Gary Hill is a pioneering artist of new media and video work. His video works incorporate commentaries on society and culture as well as bringing in poetic themes and ideas. Hill considers video as a medium to be the most receptive, flexible, and far-reaching mirror of consciousness. He creates psychological spaces within his artworks that allow viewers to see this mirror of their own consciousness.
Gary Hill lives and works in Seattle, WA. Exhibitions of his work have been presented at museums and institutions worldwide, including solo exhibitions at the Fondation Cartier pour l’art contemporain, Paris; San Francisco Museum of Modern Art; Centre Georges Pompidou, Paris; Guggenheim Museum SoHo, New York; Museum für Gegenwartskunst, Basel; Museu d’Art Contemporani, Barcelona; and Kunstmuseum Wolfsburg, among others. Commissioned projects include works for the Science Museum in London and the Seattle Central Public Library in Seattle, Washington, and an installation and performance work for the Coliseum and Temple of Venus and Rome in Italy.
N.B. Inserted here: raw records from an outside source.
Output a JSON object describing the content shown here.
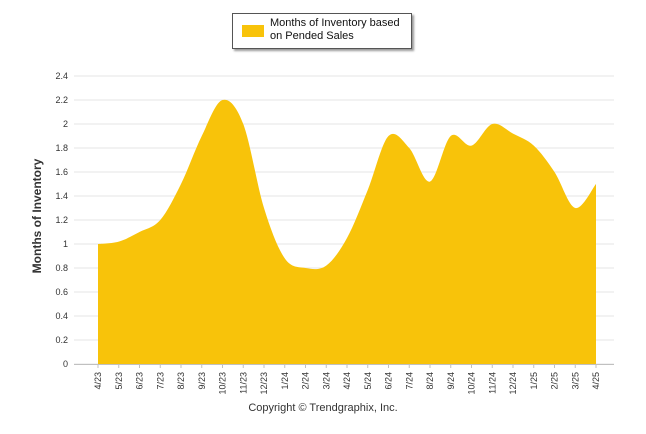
{
  "chart_data": {
    "type": "area",
    "series": [
      {
        "name": "Months of Inventory based on Pended Sales",
        "color": "#F8C30A",
        "values": [
          1.0,
          1.02,
          1.1,
          1.2,
          1.5,
          1.9,
          2.2,
          2.0,
          1.3,
          0.88,
          0.8,
          0.82,
          1.05,
          1.45,
          1.9,
          1.8,
          1.52,
          1.9,
          1.82,
          2.0,
          1.92,
          1.82,
          1.6,
          1.3,
          1.5
        ]
      }
    ],
    "categories": [
      "4/23",
      "5/23",
      "6/23",
      "7/23",
      "8/23",
      "9/23",
      "10/23",
      "11/23",
      "12/23",
      "1/24",
      "2/24",
      "3/24",
      "4/24",
      "5/24",
      "6/24",
      "7/24",
      "8/24",
      "9/24",
      "10/24",
      "11/24",
      "12/24",
      "1/25",
      "2/25",
      "3/25",
      "4/25"
    ],
    "ylabel": "Months of Inventory",
    "ylim": [
      0,
      2.4
    ],
    "yticks": [
      "0",
      "0.2",
      "0.4",
      "0.6",
      "0.8",
      "1",
      "1.2",
      "1.4",
      "1.6",
      "1.8",
      "2",
      "2.2",
      "2.4"
    ],
    "grid": true,
    "legend_position": "top-center"
  },
  "legend": {
    "label_line1": "Months of Inventory based",
    "label_line2": "on Pended Sales"
  },
  "footer": {
    "copyright": "Copyright © Trendgraphix, Inc."
  }
}
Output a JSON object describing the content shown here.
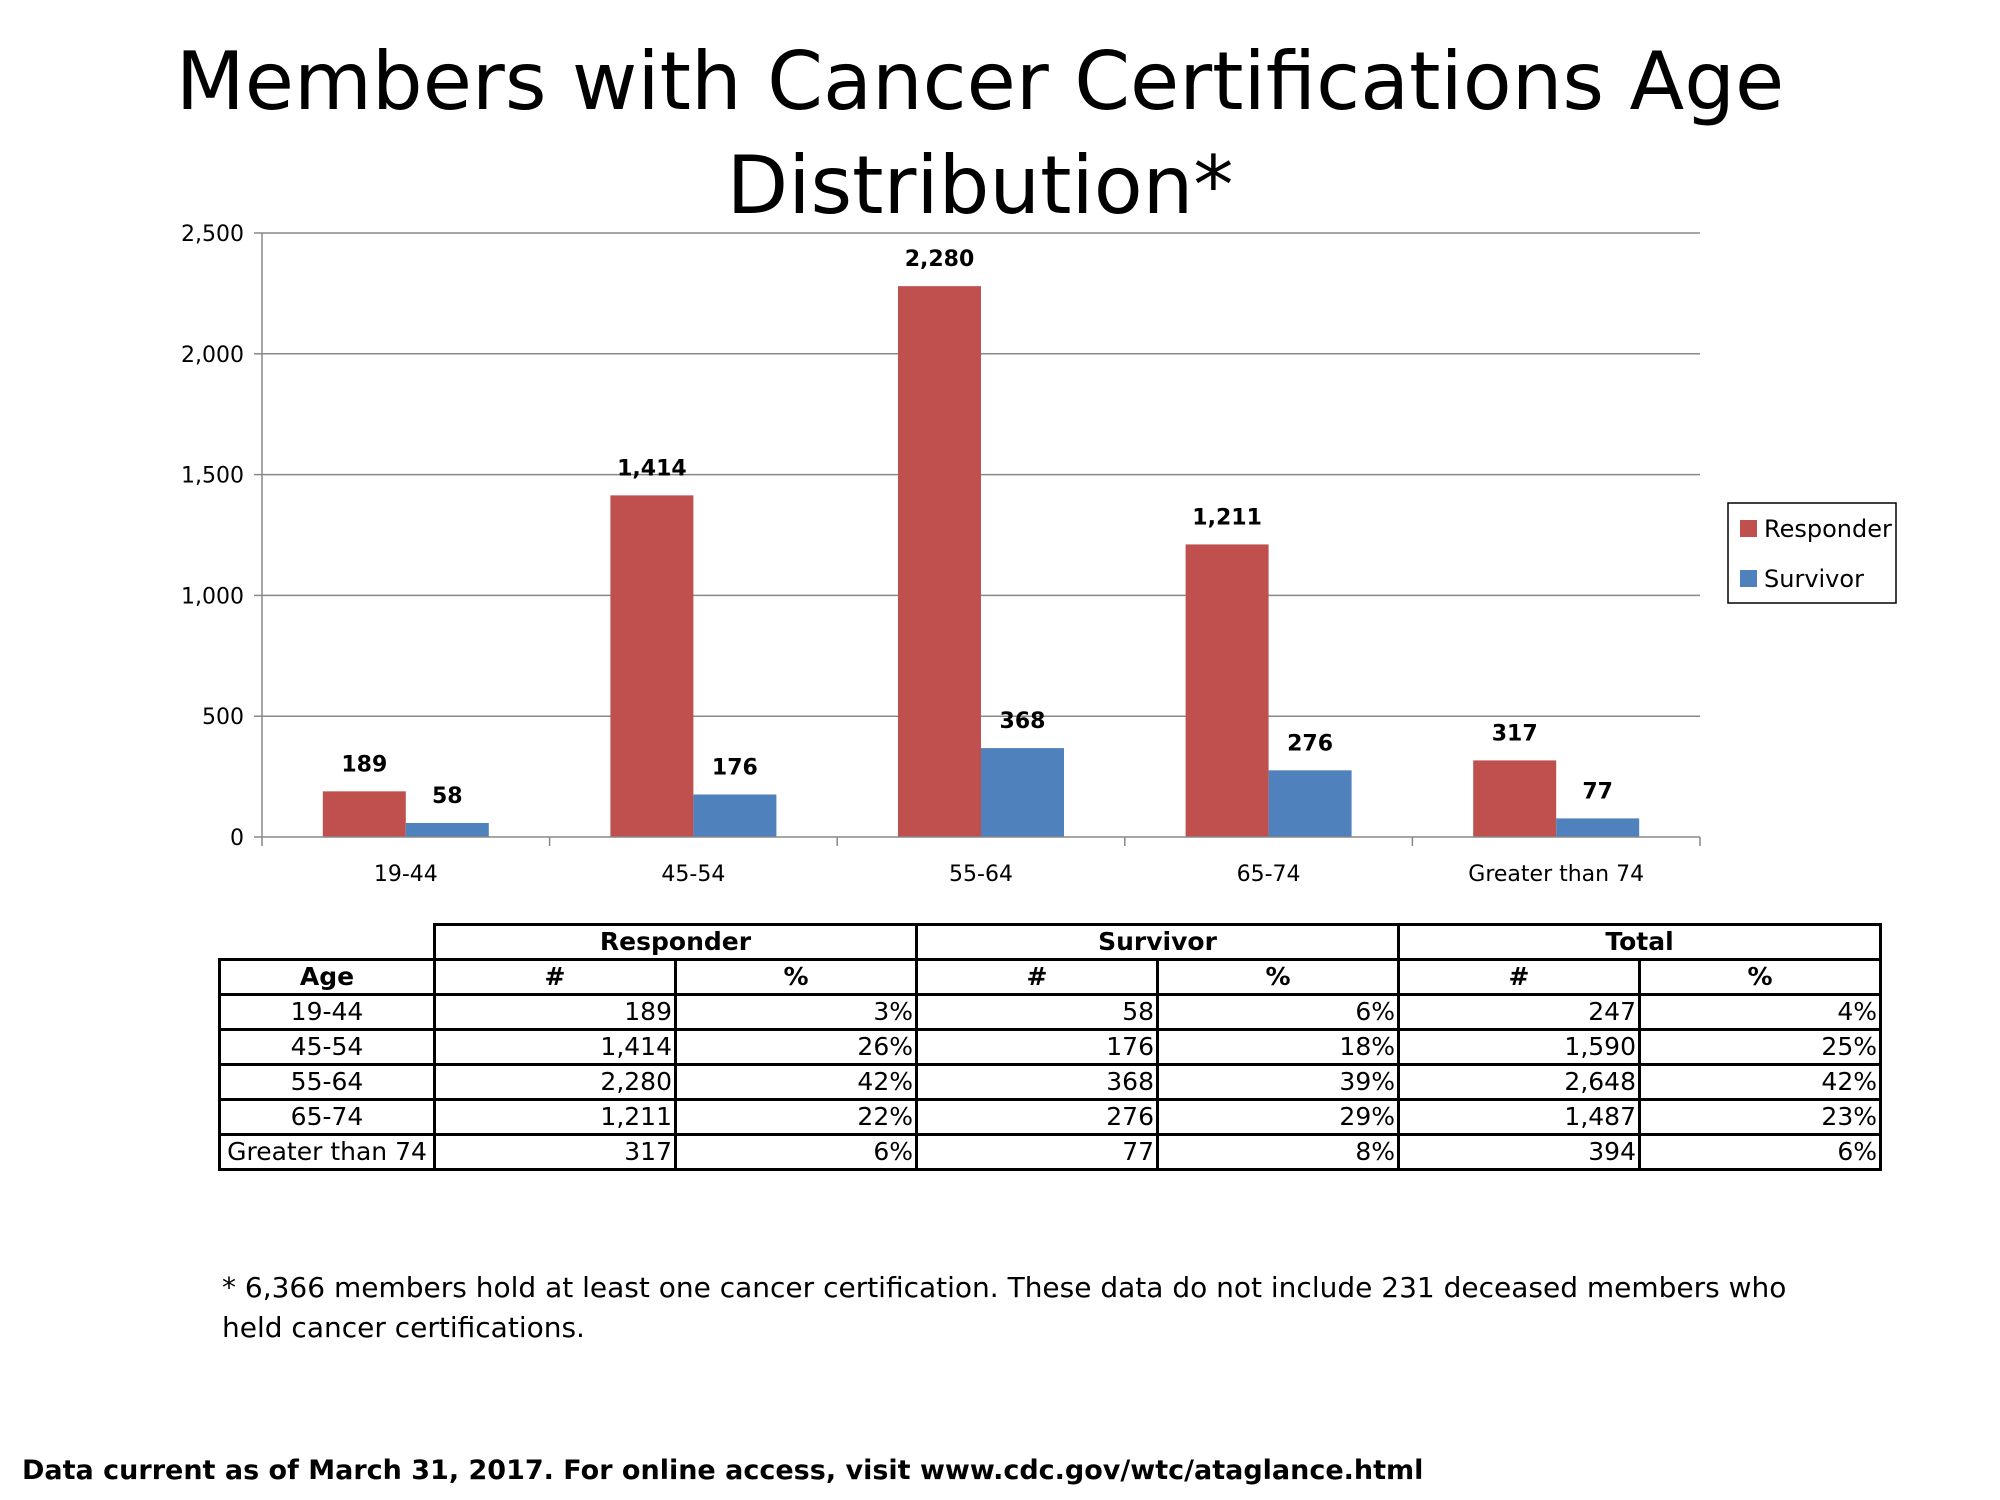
{
  "chart_data": {
    "type": "bar",
    "title": "Members with Cancer Certifications Age Distribution*",
    "categories": [
      "19-44",
      "45-54",
      "55-64",
      "65-74",
      "Greater than 74"
    ],
    "series": [
      {
        "name": "Responder",
        "color": "#c0504d",
        "values": [
          189,
          1414,
          2280,
          1211,
          317
        ],
        "labels": [
          "189",
          "1,414",
          "2,280",
          "1,211",
          "317"
        ]
      },
      {
        "name": "Survivor",
        "color": "#4f81bd",
        "values": [
          58,
          176,
          368,
          276,
          77
        ],
        "labels": [
          "58",
          "176",
          "368",
          "276",
          "77"
        ]
      }
    ],
    "ylim": [
      0,
      2500
    ],
    "yticks": [
      {
        "value": 0,
        "label": "0"
      },
      {
        "value": 500,
        "label": "500"
      },
      {
        "value": 1000,
        "label": "1,000"
      },
      {
        "value": 1500,
        "label": "1,500"
      },
      {
        "value": 2000,
        "label": "2,000"
      },
      {
        "value": 2500,
        "label": "2,500"
      }
    ],
    "grid": true,
    "legend": "right"
  },
  "table": {
    "group_headers": [
      "Responder",
      "Survivor",
      "Total"
    ],
    "col_headers": [
      "Age",
      "#",
      "%",
      "#",
      "%",
      "#",
      "%"
    ],
    "rows": [
      [
        "19-44",
        "189",
        "3%",
        "58",
        "6%",
        "247",
        "4%"
      ],
      [
        "45-54",
        "1,414",
        "26%",
        "176",
        "18%",
        "1,590",
        "25%"
      ],
      [
        "55-64",
        "2,280",
        "42%",
        "368",
        "39%",
        "2,648",
        "42%"
      ],
      [
        "65-74",
        "1,211",
        "22%",
        "276",
        "29%",
        "1,487",
        "23%"
      ],
      [
        "Greater than 74",
        "317",
        "6%",
        "77",
        "8%",
        "394",
        "6%"
      ]
    ]
  },
  "footnote": "* 6,366 members hold at least one cancer certification. These data do not include 231 deceased members who held cancer certifications.",
  "source": "Data current as of March 31, 2017. For online access, visit www.cdc.gov/wtc/ataglance.html"
}
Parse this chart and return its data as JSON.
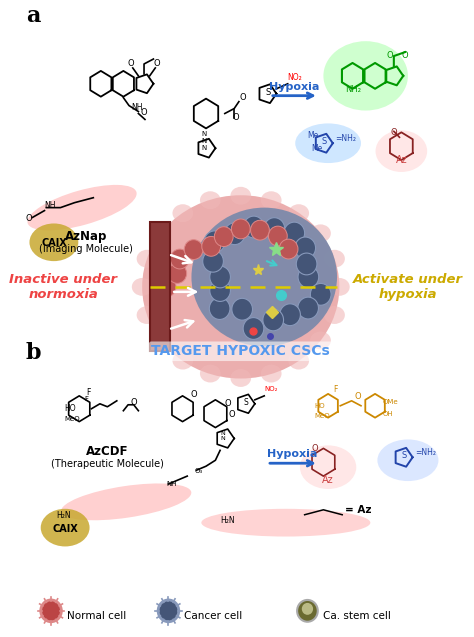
{
  "background_color": "#ffffff",
  "fig_width": 4.74,
  "fig_height": 6.37,
  "panel_a_label": "a",
  "panel_b_label": "b",
  "aznap_label": "AzNap",
  "aznap_sublabel": "(Imaging Molecule)",
  "azcdf_label": "AzCDF",
  "azcdf_sublabel": "(Therapeutic Molecule)",
  "hypoxia_text": "Hypoxia",
  "hypoxia_text2": "Hypoxia",
  "inactive_text": "Inactive under\nnormoxia",
  "activate_text": "Activate under\nhypoxia",
  "target_text": "TARGET HYPOXIC CSCs",
  "caix_text": "CAIX",
  "caix_text2": "CAIX",
  "normal_cell_text": "Normal cell",
  "cancer_cell_text": "Cancer cell",
  "cancer_stem_text": "Ca. stem cell",
  "az_eq_text": "= Az",
  "inactive_color": "#ff6b6b",
  "activate_color": "#d4a017",
  "target_color": "#5b9bd5",
  "hypoxia_color": "#2563c7",
  "green_glow": "#00cc00",
  "blue_glow": "#4488cc",
  "pink_glow": "#ffb6c1",
  "arrow_color": "#2563c7",
  "normal_cell_color": "#c06060",
  "cancer_cell_color": "#556688",
  "stem_cell_color": "#8a8a50"
}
Hill has received fellowships from the National Endowment for the Arts and the Rockefeller and Guggenheim Foundations, and has been the recipient of numerous awards and honors, most notably the Leone d’Oro Prize for Sculpture at the Venice Biennale (1995), a John D. and Catherine T. MacArthur Foundation Fellowship Award (1998), the Kurt-Schwitters-Preis (2000), and honorary doctorates from The Academy of Fine Arts Poznan, Poland (2005) and Cornish College of the Arts, Seattle, WA (2011).